Omega-3-Fettsäuren – Das Wunderfett!

Einige Nahrungsergänzungen und diätetische Lebensmittel können nachweislich leistungssteigernd wirken bzw. bestehende Nährstoffdefizite ausgleichen. Dazu gehört unter anderem auch Omega-3. In unserer neuen Serie wollen wir darüber Berichten. Bei Fragen rund um das Thema Nahrungsergänzung können Euch Robert Budschulowski und Constanze Ramberg helfen.

Und diese Aussage ist nicht übertrieben!

Die Omega-3-Fettsäuren gehören zu den mehrfach ungesättigten Fettsäuren und zählen somit zu den „Guten Fetten“. Doch was wirklich hinter den Omega-3-Fettsäuren steckt möchten wir euch in diesem Artikel aufzeigen.

Während bei unseren Vorfahren in der Steinzeit ein Verhältnis von Omega-3 zu Omega-6 von 1:1 in der Nahrung bestand, so liegt das Verhältnis heute in den Industrieländern bei 1: 8 – 10.

lachsDiese Überversorgung mit Omega-6 Fettsäuren wird durch die reichliche Verwendung von Margarine sowie dem hohen Konsum von Getreideprodukten und dessen Einsatz im Tierfutter verstärkt.

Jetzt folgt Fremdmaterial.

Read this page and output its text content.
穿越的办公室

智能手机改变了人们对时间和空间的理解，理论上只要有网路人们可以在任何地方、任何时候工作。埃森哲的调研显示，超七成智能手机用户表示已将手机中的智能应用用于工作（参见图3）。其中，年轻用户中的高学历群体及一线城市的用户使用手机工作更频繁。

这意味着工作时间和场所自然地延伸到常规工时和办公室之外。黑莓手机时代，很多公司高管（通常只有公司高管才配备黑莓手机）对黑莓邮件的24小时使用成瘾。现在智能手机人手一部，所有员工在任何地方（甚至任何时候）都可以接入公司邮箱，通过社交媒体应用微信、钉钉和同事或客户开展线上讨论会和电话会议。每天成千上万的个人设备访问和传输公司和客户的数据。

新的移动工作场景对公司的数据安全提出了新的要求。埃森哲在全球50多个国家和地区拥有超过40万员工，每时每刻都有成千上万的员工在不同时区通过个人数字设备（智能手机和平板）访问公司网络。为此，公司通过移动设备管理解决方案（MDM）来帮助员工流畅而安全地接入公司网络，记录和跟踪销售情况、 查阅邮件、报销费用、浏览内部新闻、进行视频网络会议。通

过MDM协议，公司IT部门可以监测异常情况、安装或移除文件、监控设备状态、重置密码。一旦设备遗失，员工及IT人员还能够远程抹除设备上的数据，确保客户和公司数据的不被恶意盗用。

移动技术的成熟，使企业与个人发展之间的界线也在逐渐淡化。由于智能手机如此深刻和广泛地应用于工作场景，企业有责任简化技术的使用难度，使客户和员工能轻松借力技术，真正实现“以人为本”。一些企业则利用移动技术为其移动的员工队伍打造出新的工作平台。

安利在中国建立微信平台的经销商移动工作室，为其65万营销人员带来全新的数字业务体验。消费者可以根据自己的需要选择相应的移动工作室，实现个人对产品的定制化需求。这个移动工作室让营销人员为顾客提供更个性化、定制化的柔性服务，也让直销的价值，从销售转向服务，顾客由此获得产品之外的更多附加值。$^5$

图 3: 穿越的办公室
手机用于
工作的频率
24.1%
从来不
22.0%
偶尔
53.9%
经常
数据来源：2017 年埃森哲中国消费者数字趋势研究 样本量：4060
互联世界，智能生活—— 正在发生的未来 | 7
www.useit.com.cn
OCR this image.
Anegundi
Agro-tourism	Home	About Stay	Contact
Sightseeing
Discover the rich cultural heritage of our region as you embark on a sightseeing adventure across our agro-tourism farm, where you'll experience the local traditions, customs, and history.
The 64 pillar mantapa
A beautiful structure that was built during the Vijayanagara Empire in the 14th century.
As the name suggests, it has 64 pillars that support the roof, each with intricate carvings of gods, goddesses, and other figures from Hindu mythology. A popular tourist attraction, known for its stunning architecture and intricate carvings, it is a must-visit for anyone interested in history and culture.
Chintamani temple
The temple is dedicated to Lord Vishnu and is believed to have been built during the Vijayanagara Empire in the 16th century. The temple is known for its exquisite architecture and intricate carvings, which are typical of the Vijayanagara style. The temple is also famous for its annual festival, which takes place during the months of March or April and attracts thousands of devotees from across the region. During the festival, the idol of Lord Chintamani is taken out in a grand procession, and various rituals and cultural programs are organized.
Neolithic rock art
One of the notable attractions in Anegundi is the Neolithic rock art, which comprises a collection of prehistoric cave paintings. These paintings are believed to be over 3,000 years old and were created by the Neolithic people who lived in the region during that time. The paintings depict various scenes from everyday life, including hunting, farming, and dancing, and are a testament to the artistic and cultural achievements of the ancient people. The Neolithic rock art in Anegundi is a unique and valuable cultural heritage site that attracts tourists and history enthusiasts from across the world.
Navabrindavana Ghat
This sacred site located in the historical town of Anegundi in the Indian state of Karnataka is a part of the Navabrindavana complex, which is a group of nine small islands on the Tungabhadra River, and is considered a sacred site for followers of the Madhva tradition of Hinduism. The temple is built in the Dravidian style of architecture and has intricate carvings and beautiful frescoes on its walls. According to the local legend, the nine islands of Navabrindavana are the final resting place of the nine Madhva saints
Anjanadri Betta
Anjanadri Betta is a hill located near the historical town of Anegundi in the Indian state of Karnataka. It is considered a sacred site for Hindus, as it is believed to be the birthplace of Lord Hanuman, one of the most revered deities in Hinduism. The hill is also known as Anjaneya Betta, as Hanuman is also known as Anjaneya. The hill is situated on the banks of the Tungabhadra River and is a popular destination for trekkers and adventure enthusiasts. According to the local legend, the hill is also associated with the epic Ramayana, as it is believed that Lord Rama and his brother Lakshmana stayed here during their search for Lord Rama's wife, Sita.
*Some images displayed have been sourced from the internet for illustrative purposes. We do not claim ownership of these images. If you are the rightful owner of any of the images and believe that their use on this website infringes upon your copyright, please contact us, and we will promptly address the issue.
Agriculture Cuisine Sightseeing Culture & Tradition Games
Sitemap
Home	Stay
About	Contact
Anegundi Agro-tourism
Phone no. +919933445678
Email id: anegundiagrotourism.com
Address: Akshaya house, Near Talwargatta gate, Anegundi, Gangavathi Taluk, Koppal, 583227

Durch das erhöhte Angebot von Omega-6-Fettsäuren kommt es zu einer unausgeglichenen Synthese von Gewebshormonen und damit zu ungünstigen Auswirkungen auf den Organismus wie zum Beispiel in Form von einer erhöhten Verletzungsanfälligkeit bei Sportlern oder ein erhöhtes Risiko des Herz- und Schlaganfallrisikos.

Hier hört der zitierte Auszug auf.